Behind Aiah, standing near a large acacia tree, was a figure.

 

Aiah squinted. The girl in the background was wearing a familiar oversized yellow jacket. She had her hands in her pockets. She was looking directly at the camera.

 

And she was smiling.

 

Aiah dropped the photo as if it had burned her fingers. It fluttered onto the tiled floor.

 

"No," Aiah choked out, her vision blurring. "Hindi. Imposible. Parang gago, hindi pwede."

 

She scrambled to pick it up, bringing it inches from her face. Her heart was hammering so loudly it drowned out the mall’s background music. She traced the face of the girl in the background with a shaking thumb.

 

The messy, shoulder-length hair. The distinct curve of her smile. The small mole by her eye.

 

Jhoanna.

 

Aiah ripped through the rest of the stack, no longer caring about the order.

 

Photo seven: Aiah at a pedestrian lane. In the background, across the street, Jhoanna standing among the crowd, looking straight at the lens.

 

Photo eight: Aiah at the laundromat. Outside the glass window, blurred but unmistakable—Jhoanna.

 

Photo nine: Aiah inside a jeepney. Reflected in the side mirror—Jhoanna's face.

 

Every. Single. Photograph.

 

In pictures that were clearly taken just days or weeks ago, Jhoanna Robles was standing in the background. Watching. Smiling that same, heartbreakingly familiar smile.

 

Aiah couldn't breathe. The mall felt like it was shrinking. The air was too thin.

 

Jhoanna is dead, her mind screamed. She’s dead. May death certificate. Dalawang taon na siyang patay.

 

But photographs don't lie.

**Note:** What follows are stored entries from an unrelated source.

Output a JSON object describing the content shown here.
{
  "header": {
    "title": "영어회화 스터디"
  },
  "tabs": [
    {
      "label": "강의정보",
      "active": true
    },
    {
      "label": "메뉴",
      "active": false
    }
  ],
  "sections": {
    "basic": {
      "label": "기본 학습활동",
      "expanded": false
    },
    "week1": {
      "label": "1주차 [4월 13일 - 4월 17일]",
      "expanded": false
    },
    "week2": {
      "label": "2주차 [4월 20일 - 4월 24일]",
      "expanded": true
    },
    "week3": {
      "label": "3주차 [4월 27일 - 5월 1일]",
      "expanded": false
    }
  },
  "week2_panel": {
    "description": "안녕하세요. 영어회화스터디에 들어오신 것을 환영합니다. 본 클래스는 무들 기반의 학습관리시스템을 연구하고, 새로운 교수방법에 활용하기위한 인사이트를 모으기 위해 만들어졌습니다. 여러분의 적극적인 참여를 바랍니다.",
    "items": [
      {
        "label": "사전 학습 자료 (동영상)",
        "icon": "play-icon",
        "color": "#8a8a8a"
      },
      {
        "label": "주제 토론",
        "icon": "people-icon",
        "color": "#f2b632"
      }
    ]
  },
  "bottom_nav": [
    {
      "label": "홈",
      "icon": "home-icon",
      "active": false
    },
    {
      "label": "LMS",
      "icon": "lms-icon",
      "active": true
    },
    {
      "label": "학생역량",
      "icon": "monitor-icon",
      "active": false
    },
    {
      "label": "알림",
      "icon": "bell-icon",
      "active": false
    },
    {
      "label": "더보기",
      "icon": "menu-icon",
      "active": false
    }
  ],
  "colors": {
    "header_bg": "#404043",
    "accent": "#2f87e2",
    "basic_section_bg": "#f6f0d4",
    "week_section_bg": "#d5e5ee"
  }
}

Film doesn't lie.

 

Either someone was playing the most cruel, elaborate, sick joke in the history of the world... or the universe had just torn itself wide open.

 

Aiah stared at the last photograph. Her hands were gripping the edges so hard the photo paper was bending.

 

Jhoanna was alive.

 

Or at least, that’s what Aiah thought.